The Coastal Post - November, 1995

Beware Of October For Wildfires

BY JOAN REUTINGER

October seems to be the month for wildifres. It was in October when the wildfire ravaged the Oakland Hills, and it was October when the Mt. Vision fire erupted.

The only wildfire that I could find in the summer was on July 2, 1929, when Mt. Tamalpais burned down Blithedale Canyon, ruining 110 homes in Mill Valley.

This was the fire which left passengers on the Mill Valley-Tamalpais Scenic Railway. Jack Mason writes of it in his book The Making of Marin. "Sixty-five passengers escaped down the mountainside through suffocating heat, trainmen wetting handkerchiefs to cover the faces of women and children. Rattlesnakes driven from cover lined the right-of-way. Coach sides blistered and rail ties smoldered., but engineer Jake Johnson guided his train into Mill Valley without injury."

Dewey Livingston reported in the October 5th issue of the Point Reyes Light that the Mt. Vision wildfire was not the first Inverness fire. In 1927 the entire village of Inverness was threatened by a wildfire that started on Sunday, October 9 on one of the then-Shafter ranches. It burned, according to newspaper reports of that time, to within one-half a mile of Inverness and the entire male population was out fighting it. This time approximately five square miles were burned, but there are no reports of houses being set on fire.

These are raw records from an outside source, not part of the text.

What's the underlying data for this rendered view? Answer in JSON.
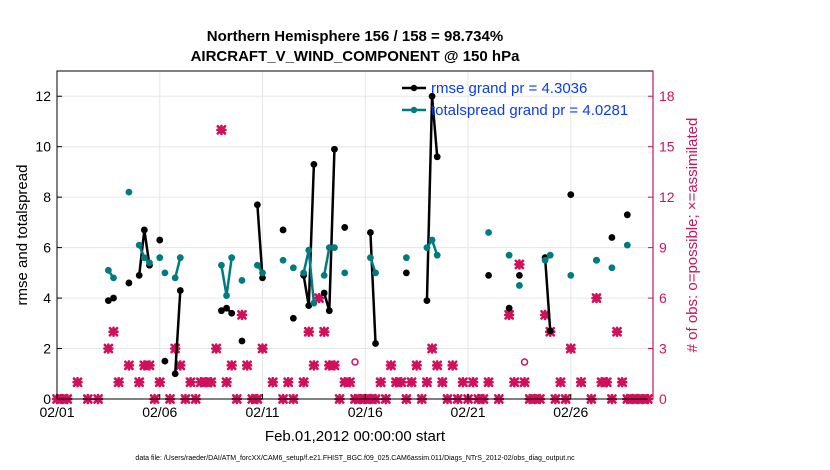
{
  "chart_data": {
    "type": "line",
    "title": "Northern Hemisphere 156 / 158 = 98.734%",
    "subtitle": "AIRCRAFT_V_WIND_COMPONENT @ 150 hPa",
    "xlabel": "Feb.01,2012 00:00:00 start",
    "ylabel": "rmse and totalspread",
    "ylabel_right": "# of obs: o=possible; ×=assimilated",
    "xlim": [
      0,
      29
    ],
    "ylim": [
      0,
      13
    ],
    "ylim_right": [
      0,
      19.5
    ],
    "x_ticks": [
      0,
      5,
      10,
      15,
      20,
      25
    ],
    "x_tick_labels": [
      "02/01",
      "02/06",
      "02/11",
      "02/16",
      "02/21",
      "02/26"
    ],
    "y_ticks": [
      0,
      2,
      4,
      6,
      8,
      10,
      12
    ],
    "y_tick_labels": [
      "0",
      "2",
      "4",
      "6",
      "8",
      "10",
      "12"
    ],
    "y_ticks_right": [
      0,
      3,
      6,
      9,
      12,
      15,
      18
    ],
    "y_tick_labels_right": [
      "0",
      "3",
      "6",
      "9",
      "12",
      "15",
      "18"
    ],
    "grid": true,
    "legend_position": "top-right",
    "series": [
      {
        "name": "rmse grand pr = 4.3036",
        "color": "#000000",
        "segments": [
          [
            [
              2.5,
              3.9
            ],
            [
              2.75,
              4.0
            ]
          ],
          [
            [
              3.5,
              4.6
            ]
          ],
          [
            [
              4.0,
              4.9
            ],
            [
              4.25,
              6.7
            ],
            [
              4.5,
              5.3
            ]
          ],
          [
            [
              5.0,
              6.3
            ]
          ],
          [
            [
              5.75,
              1.0
            ],
            [
              6.0,
              4.3
            ]
          ],
          [
            [
              5.25,
              1.5
            ]
          ],
          [
            [
              8.0,
              3.5
            ],
            [
              8.25,
              3.6
            ],
            [
              8.5,
              3.4
            ]
          ],
          [
            [
              9.0,
              2.3
            ]
          ],
          [
            [
              9.75,
              7.7
            ],
            [
              10.0,
              4.8
            ]
          ],
          [
            [
              11.0,
              6.7
            ]
          ],
          [
            [
              11.5,
              3.2
            ]
          ],
          [
            [
              12.0,
              4.9
            ],
            [
              12.25,
              3.7
            ],
            [
              12.5,
              9.3
            ]
          ],
          [
            [
              13.0,
              4.2
            ],
            [
              13.25,
              3.5
            ],
            [
              13.5,
              9.9
            ]
          ],
          [
            [
              14.0,
              6.8
            ]
          ],
          [
            [
              15.25,
              6.6
            ],
            [
              15.5,
              2.2
            ]
          ],
          [
            [
              17.0,
              5.0
            ]
          ],
          [
            [
              18.0,
              3.9
            ],
            [
              18.25,
              12.0
            ],
            [
              18.5,
              9.6
            ]
          ],
          [
            [
              21.0,
              4.9
            ]
          ],
          [
            [
              22.0,
              3.6
            ]
          ],
          [
            [
              22.5,
              4.9
            ]
          ],
          [
            [
              23.75,
              5.6
            ],
            [
              24.0,
              2.7
            ]
          ],
          [
            [
              25.0,
              8.1
            ]
          ],
          [
            [
              26.25,
              5.5
            ]
          ],
          [
            [
              27.0,
              6.4
            ]
          ],
          [
            [
              27.75,
              7.3
            ]
          ]
        ]
      },
      {
        "name": "totalspread grand pr = 4.0281",
        "color": "#007c80",
        "segments": [
          [
            [
              2.5,
              5.1
            ],
            [
              2.75,
              4.8
            ]
          ],
          [
            [
              3.5,
              8.2
            ]
          ],
          [
            [
              4.0,
              6.1
            ],
            [
              4.25,
              5.6
            ],
            [
              4.5,
              5.4
            ]
          ],
          [
            [
              5.0,
              5.6
            ]
          ],
          [
            [
              5.75,
              4.8
            ],
            [
              6.0,
              5.6
            ]
          ],
          [
            [
              5.25,
              5.0
            ]
          ],
          [
            [
              8.0,
              5.3
            ],
            [
              8.25,
              4.1
            ],
            [
              8.5,
              5.6
            ]
          ],
          [
            [
              9.0,
              4.7
            ]
          ],
          [
            [
              9.75,
              5.3
            ],
            [
              10.0,
              5.0
            ]
          ],
          [
            [
              11.0,
              5.5
            ]
          ],
          [
            [
              11.5,
              5.2
            ]
          ],
          [
            [
              12.0,
              5.0
            ],
            [
              12.25,
              5.9
            ],
            [
              12.5,
              3.8
            ]
          ],
          [
            [
              13.0,
              4.9
            ],
            [
              13.25,
              6.0
            ],
            [
              13.5,
              6.0
            ]
          ],
          [
            [
              14.0,
              5.0
            ]
          ],
          [
            [
              15.25,
              5.6
            ],
            [
              15.5,
              5.0
            ]
          ],
          [
            [
              17.0,
              5.6
            ]
          ],
          [
            [
              18.0,
              6.0
            ],
            [
              18.25,
              6.3
            ],
            [
              18.5,
              5.7
            ]
          ],
          [
            [
              21.0,
              6.6
            ]
          ],
          [
            [
              22.0,
              5.7
            ]
          ],
          [
            [
              22.5,
              4.5
            ]
          ],
          [
            [
              23.75,
              5.5
            ],
            [
              24.0,
              5.7
            ]
          ],
          [
            [
              25.0,
              4.9
            ]
          ],
          [
            [
              26.25,
              5.5
            ]
          ],
          [
            [
              27.0,
              5.2
            ]
          ],
          [
            [
              27.75,
              6.1
            ]
          ]
        ]
      }
    ],
    "obs_assimilated": {
      "name": "# of obs assimilated",
      "color": "#d0105a",
      "points": [
        [
          0.0,
          0
        ],
        [
          0.25,
          0
        ],
        [
          0.5,
          0
        ],
        [
          1.0,
          1
        ],
        [
          1.5,
          0
        ],
        [
          2.0,
          0
        ],
        [
          2.5,
          3
        ],
        [
          2.75,
          4
        ],
        [
          3.0,
          1
        ],
        [
          3.5,
          2
        ],
        [
          4.0,
          1
        ],
        [
          4.25,
          2
        ],
        [
          4.5,
          2
        ],
        [
          4.75,
          0
        ],
        [
          5.0,
          1
        ],
        [
          5.5,
          0
        ],
        [
          5.75,
          3
        ],
        [
          6.0,
          2
        ],
        [
          6.25,
          0
        ],
        [
          6.5,
          1
        ],
        [
          6.75,
          0
        ],
        [
          7.0,
          1
        ],
        [
          7.25,
          1
        ],
        [
          7.5,
          1
        ],
        [
          7.75,
          3
        ],
        [
          8.0,
          16
        ],
        [
          8.25,
          1
        ],
        [
          8.5,
          2
        ],
        [
          8.75,
          0
        ],
        [
          9.0,
          5
        ],
        [
          9.25,
          2
        ],
        [
          9.5,
          0
        ],
        [
          9.75,
          0
        ],
        [
          10.0,
          3
        ],
        [
          10.5,
          1
        ],
        [
          11.0,
          0
        ],
        [
          11.25,
          1
        ],
        [
          11.5,
          0
        ],
        [
          12.0,
          1
        ],
        [
          12.25,
          4
        ],
        [
          12.5,
          2
        ],
        [
          12.75,
          6
        ],
        [
          13.0,
          4
        ],
        [
          13.25,
          2
        ],
        [
          13.5,
          2
        ],
        [
          13.75,
          0
        ],
        [
          14.0,
          1
        ],
        [
          14.25,
          1
        ],
        [
          14.5,
          0
        ],
        [
          14.75,
          0
        ],
        [
          15.0,
          0
        ],
        [
          15.25,
          0
        ],
        [
          15.5,
          0
        ],
        [
          15.75,
          1
        ],
        [
          16.0,
          0
        ],
        [
          16.25,
          2
        ],
        [
          16.5,
          1
        ],
        [
          16.75,
          1
        ],
        [
          17.0,
          0
        ],
        [
          17.25,
          1
        ],
        [
          17.5,
          2
        ],
        [
          17.75,
          0
        ],
        [
          18.0,
          1
        ],
        [
          18.25,
          3
        ],
        [
          18.5,
          2
        ],
        [
          18.75,
          1
        ],
        [
          19.0,
          0
        ],
        [
          19.25,
          2
        ],
        [
          19.5,
          0
        ],
        [
          19.75,
          1
        ],
        [
          20.0,
          0
        ],
        [
          20.25,
          1
        ],
        [
          20.5,
          0
        ],
        [
          20.75,
          0
        ],
        [
          21.0,
          1
        ],
        [
          21.5,
          0
        ],
        [
          22.0,
          5
        ],
        [
          22.25,
          1
        ],
        [
          22.5,
          8
        ],
        [
          22.75,
          1
        ],
        [
          23.0,
          0
        ],
        [
          23.25,
          0
        ],
        [
          23.5,
          0
        ],
        [
          23.75,
          5
        ],
        [
          24.0,
          4
        ],
        [
          24.25,
          0
        ],
        [
          24.5,
          1
        ],
        [
          24.75,
          0
        ],
        [
          25.0,
          3
        ],
        [
          25.5,
          1
        ],
        [
          26.0,
          0
        ],
        [
          26.25,
          6
        ],
        [
          26.5,
          1
        ],
        [
          26.75,
          1
        ],
        [
          27.0,
          0
        ],
        [
          27.25,
          4
        ],
        [
          27.5,
          1
        ],
        [
          27.75,
          0
        ],
        [
          28.0,
          0
        ],
        [
          28.25,
          0
        ],
        [
          28.5,
          0
        ],
        [
          28.75,
          0
        ]
      ]
    },
    "obs_possible": {
      "name": "# of obs possible",
      "color": "#d0105a",
      "points": [
        [
          12.75,
          6.0
        ],
        [
          14.5,
          2.2
        ],
        [
          22.75,
          2.2
        ]
      ]
    },
    "footnote": "data file: /Users/raeder/DAI/ATM_forcXX/CAM6_setup/f.e21.FHIST_BGC.f09_025.CAM6assim.011/Diags_NTrS_2012-02/obs_diag_output.nc"
  }
}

Mildred Sadler has equally bad memories of the fire that started in Woodacre and burned down Olema Valley to near the McKennan Ranch. It is recorded in Group Memories complied by Steve Aikenhead. Sadler reports: "The fire in 1945 burned from Woodacre all the way over here. They fought the fire for a whole week. We closed the school because at that time the town had no central building (such as the current Community Center), so the Red Cross took over the school. We fed at least 100 servicemen who had been brought in from Treasure Island and various military bases.

"Stinson Beach was covered with ash, and when I would go to the school as District Chairman for the Red Cross, it was like driving through a tunnel, the smoke was so heavy. All the houses and the ground were just covered with ash.

"When the children went back to school, the smell didn't last long, but there was one aftermath. The firefighters had finished all the student workbooks. We had to use the workbooks by correcting what they had done."

Sadler doesn't remember what month it was, but it was probably October, because school had started and her husband came back home in November after serving in the military and he wasn't home yet.

The earliest recorded fire on Mount Tamalpais was in 1861 when the mountain burned "from the base to the summit." I'll bet that was in October, too.